Anxiety is one of the most common reasons people come to therapy, and one of the most misunderstood — not just by the people experiencing it, but sometimes by the people trying to treat it.
One of the most important things to understand about anxiety is that you can't think or will your way out of it. Anxiety doesn't respond to logic or effort the way we want it to. It responds to experience — repeated, gradual exposure to the things that trigger it, over time. That's not a character flaw or a failure of discipline. It's just how anxiety works, and understanding that changes the relationship people have with it.
Anxiety shows up differently for different people. For some it's constant worry — a running commentary of what could go wrong that's hard to turn off. For others it's physical — tension, a racing heart, a sense of dread that doesn't have a clear source. Sometimes it looks like avoidance, or perfectionism, or staying very busy so there's no space for it to surface. Sometimes it looks fine from the outside while feeling relentless on the inside.
The work I do with anxiety has two tracks that run alongside each other.
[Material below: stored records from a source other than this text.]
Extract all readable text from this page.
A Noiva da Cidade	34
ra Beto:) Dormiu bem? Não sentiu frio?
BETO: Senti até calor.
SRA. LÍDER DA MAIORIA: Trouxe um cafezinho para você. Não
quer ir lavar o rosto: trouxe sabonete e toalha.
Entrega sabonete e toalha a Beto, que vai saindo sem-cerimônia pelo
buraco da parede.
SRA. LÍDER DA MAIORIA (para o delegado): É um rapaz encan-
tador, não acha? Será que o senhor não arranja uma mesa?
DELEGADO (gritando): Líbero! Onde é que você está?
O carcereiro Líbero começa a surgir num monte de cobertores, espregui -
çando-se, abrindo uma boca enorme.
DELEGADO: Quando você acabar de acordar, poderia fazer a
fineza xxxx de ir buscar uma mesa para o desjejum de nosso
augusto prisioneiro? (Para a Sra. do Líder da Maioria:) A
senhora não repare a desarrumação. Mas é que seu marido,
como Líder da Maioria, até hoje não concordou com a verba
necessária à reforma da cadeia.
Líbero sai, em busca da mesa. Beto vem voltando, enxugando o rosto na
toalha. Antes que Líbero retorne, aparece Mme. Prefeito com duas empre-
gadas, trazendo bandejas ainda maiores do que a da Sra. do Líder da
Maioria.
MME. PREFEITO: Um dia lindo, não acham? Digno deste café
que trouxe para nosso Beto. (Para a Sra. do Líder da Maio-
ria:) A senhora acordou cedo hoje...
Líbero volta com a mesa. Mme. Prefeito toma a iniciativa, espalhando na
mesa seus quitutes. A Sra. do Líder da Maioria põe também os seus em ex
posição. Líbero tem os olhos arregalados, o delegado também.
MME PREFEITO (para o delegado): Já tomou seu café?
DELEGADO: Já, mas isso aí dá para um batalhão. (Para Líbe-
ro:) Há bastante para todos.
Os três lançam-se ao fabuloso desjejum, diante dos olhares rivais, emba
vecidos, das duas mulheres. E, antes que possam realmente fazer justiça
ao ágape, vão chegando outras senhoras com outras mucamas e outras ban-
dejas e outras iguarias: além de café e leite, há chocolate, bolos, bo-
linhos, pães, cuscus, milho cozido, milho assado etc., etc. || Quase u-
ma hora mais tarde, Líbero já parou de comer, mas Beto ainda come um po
One is practical — understanding the specific pattern of someone's anxiety, what triggers it, what maintains it, and building tools that are tailored to that particular person rather than generic. That might include specific strategies, or something more concrete to work with between sessions, developed after we've had enough time to understand what's actually going on.
The other track is about understanding the role anxiety plays in someone's life — what it's connected to, what it might be protecting, what's reinforcing it. Anxiety rarely exists in isolation. It tends to connect to relationships, to history, to how someone sees themselves and what they believe is expected of them. Addressing only the symptoms without understanding that broader picture usually means the anxiety finds another way back in.
I also work a lot with anxiety that's connected to chronic illness, new parenthood, relationship difficulties, and major life transitions — where the anxiety makes complete sense given the circumstances but still needs its own attention separate from whatever else is going on.
Gradually facing the things that trigger anxiety — rather than avoiding them — is part of how change happens. That process looks different for everyone, and the pace and shape of it comes from understanding the individual, not from following a standard protocol.